Learn About the Best History Video Games Through the Years: Part 1

Contrary to popular belief, children don’t need to be wasting time when they spend hours on their laptops or consoles. The video games based in historical times make the children learn a lot by playing them. So the children get to do what they love while staying educational!

Most people consider history to be not so interesting. Here at History Adventures, we ensure that it is anything but that! We make exploring history exciting and adventurous. What better way to do that than play video games while expanding your historic arena?

As video gaming evolved into a multibillion-dollar market, historians have started to recognize the significance of video games as valid historical materials. However, this did happen over a long period. As time passed, video games also changed. Here are examples of the best history video games through the years!

The Oregon Trail 1985

Image by Oregon Trail Deluxe

The first set of instructional video games on the market began with The Oregon Trail on the Apple II by (MECC). It was created to educate kids about the reality of pioneer life on the Oregon Trail in the nineteenth century. If you attended middle school in the 1980s, you’d undoubtedly recall The Oregon Route.

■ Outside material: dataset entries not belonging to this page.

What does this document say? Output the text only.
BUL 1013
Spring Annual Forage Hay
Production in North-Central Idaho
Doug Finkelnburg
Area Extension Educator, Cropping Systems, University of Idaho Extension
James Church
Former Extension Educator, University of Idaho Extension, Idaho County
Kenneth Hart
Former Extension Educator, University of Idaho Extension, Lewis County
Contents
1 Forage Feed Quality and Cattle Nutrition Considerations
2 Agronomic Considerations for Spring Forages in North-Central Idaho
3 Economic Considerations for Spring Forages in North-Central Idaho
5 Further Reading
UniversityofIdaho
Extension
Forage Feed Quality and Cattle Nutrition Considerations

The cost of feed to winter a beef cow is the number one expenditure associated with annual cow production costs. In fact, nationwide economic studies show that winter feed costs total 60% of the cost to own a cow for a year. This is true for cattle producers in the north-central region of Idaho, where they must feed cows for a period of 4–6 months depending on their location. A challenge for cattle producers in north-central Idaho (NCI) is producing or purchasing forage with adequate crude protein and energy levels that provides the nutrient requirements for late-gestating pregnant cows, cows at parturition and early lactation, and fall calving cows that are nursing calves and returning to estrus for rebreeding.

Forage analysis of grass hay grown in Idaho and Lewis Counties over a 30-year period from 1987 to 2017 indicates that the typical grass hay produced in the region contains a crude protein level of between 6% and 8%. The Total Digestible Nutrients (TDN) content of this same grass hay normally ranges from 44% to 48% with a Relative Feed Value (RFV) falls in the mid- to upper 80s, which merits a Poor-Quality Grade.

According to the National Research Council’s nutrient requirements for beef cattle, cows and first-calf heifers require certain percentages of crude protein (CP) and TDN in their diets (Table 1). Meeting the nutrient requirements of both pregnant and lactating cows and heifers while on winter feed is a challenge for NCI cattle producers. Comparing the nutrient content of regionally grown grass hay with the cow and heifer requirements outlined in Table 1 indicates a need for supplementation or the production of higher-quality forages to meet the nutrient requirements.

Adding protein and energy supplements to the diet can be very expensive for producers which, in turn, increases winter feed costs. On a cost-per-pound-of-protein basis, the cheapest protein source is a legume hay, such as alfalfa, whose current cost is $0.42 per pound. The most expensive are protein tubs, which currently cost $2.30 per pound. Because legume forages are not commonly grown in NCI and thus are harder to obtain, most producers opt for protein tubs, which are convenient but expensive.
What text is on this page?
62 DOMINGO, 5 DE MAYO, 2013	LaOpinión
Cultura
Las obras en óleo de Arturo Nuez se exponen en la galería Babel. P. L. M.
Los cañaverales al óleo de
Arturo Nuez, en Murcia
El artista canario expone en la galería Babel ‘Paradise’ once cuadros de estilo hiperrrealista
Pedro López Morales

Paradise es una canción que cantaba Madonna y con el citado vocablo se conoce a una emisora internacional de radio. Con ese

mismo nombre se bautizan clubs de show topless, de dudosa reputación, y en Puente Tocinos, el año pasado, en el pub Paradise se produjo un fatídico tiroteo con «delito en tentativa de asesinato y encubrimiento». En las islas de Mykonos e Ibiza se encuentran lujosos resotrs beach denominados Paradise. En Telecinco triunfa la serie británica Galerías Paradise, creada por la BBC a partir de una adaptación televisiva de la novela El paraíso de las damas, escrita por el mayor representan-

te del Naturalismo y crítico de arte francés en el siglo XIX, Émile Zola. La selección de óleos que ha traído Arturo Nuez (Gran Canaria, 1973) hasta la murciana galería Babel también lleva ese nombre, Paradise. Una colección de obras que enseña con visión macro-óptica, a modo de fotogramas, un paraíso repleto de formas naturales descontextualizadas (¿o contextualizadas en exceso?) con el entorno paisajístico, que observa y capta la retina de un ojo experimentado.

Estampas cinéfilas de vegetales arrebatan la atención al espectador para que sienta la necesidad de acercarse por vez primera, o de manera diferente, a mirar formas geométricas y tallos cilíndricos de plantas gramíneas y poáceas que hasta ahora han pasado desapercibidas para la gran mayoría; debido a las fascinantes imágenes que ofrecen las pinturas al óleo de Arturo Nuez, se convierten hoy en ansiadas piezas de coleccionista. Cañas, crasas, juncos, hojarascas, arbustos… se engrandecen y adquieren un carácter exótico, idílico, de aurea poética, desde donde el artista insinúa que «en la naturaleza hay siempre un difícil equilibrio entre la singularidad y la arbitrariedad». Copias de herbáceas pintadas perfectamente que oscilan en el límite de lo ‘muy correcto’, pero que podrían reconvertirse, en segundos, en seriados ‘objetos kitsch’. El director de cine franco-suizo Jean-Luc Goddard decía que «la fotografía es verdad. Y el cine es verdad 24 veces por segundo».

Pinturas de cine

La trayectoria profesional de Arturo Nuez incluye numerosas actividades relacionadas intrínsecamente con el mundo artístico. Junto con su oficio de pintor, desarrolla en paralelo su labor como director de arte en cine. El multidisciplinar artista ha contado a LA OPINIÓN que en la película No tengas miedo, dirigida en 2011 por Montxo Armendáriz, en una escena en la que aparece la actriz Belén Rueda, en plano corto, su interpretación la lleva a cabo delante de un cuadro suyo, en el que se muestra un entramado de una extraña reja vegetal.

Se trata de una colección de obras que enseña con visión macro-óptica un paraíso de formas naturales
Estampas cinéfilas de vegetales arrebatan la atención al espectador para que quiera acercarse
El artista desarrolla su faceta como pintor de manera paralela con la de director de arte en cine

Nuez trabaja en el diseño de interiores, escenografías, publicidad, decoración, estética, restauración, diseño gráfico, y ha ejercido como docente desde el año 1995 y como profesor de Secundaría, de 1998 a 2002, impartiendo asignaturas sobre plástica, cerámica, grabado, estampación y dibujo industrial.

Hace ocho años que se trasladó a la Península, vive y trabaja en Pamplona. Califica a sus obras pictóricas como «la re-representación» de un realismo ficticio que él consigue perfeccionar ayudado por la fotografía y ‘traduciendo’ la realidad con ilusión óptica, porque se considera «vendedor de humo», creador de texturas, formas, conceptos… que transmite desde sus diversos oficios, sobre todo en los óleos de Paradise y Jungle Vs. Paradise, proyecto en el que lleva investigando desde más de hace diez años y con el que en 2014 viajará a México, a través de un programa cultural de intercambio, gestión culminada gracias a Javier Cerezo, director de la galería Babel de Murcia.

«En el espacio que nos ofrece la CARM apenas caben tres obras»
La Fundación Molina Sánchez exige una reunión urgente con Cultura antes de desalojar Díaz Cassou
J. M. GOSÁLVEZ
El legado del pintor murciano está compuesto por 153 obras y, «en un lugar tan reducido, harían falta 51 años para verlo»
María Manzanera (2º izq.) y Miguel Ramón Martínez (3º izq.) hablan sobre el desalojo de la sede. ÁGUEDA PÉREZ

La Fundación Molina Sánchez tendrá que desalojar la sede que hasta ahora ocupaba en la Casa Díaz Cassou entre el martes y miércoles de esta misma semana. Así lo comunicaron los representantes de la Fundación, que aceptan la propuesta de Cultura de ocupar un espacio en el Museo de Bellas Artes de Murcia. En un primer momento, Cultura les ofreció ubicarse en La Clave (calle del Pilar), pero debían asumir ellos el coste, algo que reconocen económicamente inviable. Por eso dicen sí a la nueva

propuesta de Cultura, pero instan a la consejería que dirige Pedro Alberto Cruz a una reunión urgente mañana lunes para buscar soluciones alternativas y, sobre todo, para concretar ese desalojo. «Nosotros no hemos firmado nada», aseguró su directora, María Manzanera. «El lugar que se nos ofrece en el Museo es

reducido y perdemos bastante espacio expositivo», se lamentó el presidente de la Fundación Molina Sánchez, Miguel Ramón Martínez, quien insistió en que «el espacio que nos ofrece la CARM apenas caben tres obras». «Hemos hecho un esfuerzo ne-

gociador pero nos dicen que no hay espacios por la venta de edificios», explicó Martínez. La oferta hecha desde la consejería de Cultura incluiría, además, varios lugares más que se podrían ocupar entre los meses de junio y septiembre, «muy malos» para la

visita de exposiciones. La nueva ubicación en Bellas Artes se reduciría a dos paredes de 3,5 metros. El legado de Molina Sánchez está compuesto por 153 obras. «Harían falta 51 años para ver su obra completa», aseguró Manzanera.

In the videogame, the player takes on the role of a wagon captain leading a group of immigrants via covered wagon from Independence, Missouri, to Oregon’s Willamette Valley in 1848. While playing, it provides plenty of interesting facts about the real-life path.

Photo by Britannica

Since there are so many possibilities, such as picking your wagon leader’s occupation and taking alternative routes, you may play the game several times before becoming bored of the terrain.

Crusader Kings 2004

Photo by Steampowered

Crusader Kings may transport players to the early Middle Ages, but the design emphasis remains firmly on actual history. While casual players may be overwhelmed, you will enjoy Crusader Kings’ close attention to detail and enormous grandeur if you are a history buff.

Crusader Kings is a dynasty simulation that centers on a character whose primary objective is to build and develop their kingdom. The player must manage their dynasty’s familial, financial, tactical, political, and religious matters over four centuries in this game.

Photo by Gog

The Crusader Kings series is set mainly in Europe during the Middle Ages. History’s most significant figures, including William the Conqueror, Ivar the Boneless, and Genghis Khan, have appeared in the series.

Europa Universalis 4 (2013)

Photo by Steampowered

Released in 2013, Europa Universalis tops any gamer’s list. This is mainly because of how it has been designed to start historically with real-time occurrences. The players can control a nation from the Late Middle Ages through the early modern period (1444 to 1821 AD) in this strategy game.

The game is a dynamic map of the world split into provinces that make up countries. You must rule a country by striking a balance between warfare, politics, and finances. You are supposed to do this by making decisions as the ruler of their country and allocating the resources available.

Kingdom Come Deliverance 2018

Photo by Epic Games

Warhorse Studios’ Kingdom Come: Deliverance is a role-playing action game. The emphasis throughout the match was on authenticity. The small ways Warhorse conveys the illusion of living in the Late Middle Ages show best in its narrative of struggle and betrayal.

It is based in the ancient Kingdom of Bohemia. This Imperial State of the Holy Roman Empire was also known as the Czech Kingdom. Despite the game’s enormous open world, the creators ensured that the landscape was populated with factually authentic weaponry, personalities, and structures.

To stay healthy, players must feed, drink, and rest. Moreover, with time, weapons, clothes, and perishable food degrade, so be careful about that!

Assassin’s Creed Valhalla 2020

The Assassins Creed franchise has brought gamers to a few of history’s most iconic times. From Renaissance Italy in the fifteenth century through the American Revolution in the 1700s to Classical Egypt’s Ptolemaic era.

Assassin’s Creed Valhalla is a game situated in 872–878 AD, released in 2020. It covers the time during the Viking invasions of the British Isles, shown through a fiction that you will surely enjoy. Valhalla does a fantastic job presenting people, ideas, and themes while challenging us to figure out how Eivor, the protagonist, relates to them.

You will get to assume command of Eivor Varinsdottir: a Viking warrior caught up in a decades-old struggle between the Assassin Brotherhood, who battle for harmony and freedom, and the Templar Order, who desires peace through power.

In the words of James Paul Gee

If you’re still not persuaded that games can help you learn history, consider what the ‘godfather’ of Game-Based Learning (GBL) has to say. James Paul Gee is well-versed in the subject, due to his extensive academic study on efficient learning approaches via video games.

For today’s youngsters, James Paul Gee presents a compelling argument for the connection between video games and education. He claims that the new literacy that emerges from gaming fosters skill mastery, responsibility, and command, all of which may be easily applied to wider educational goals.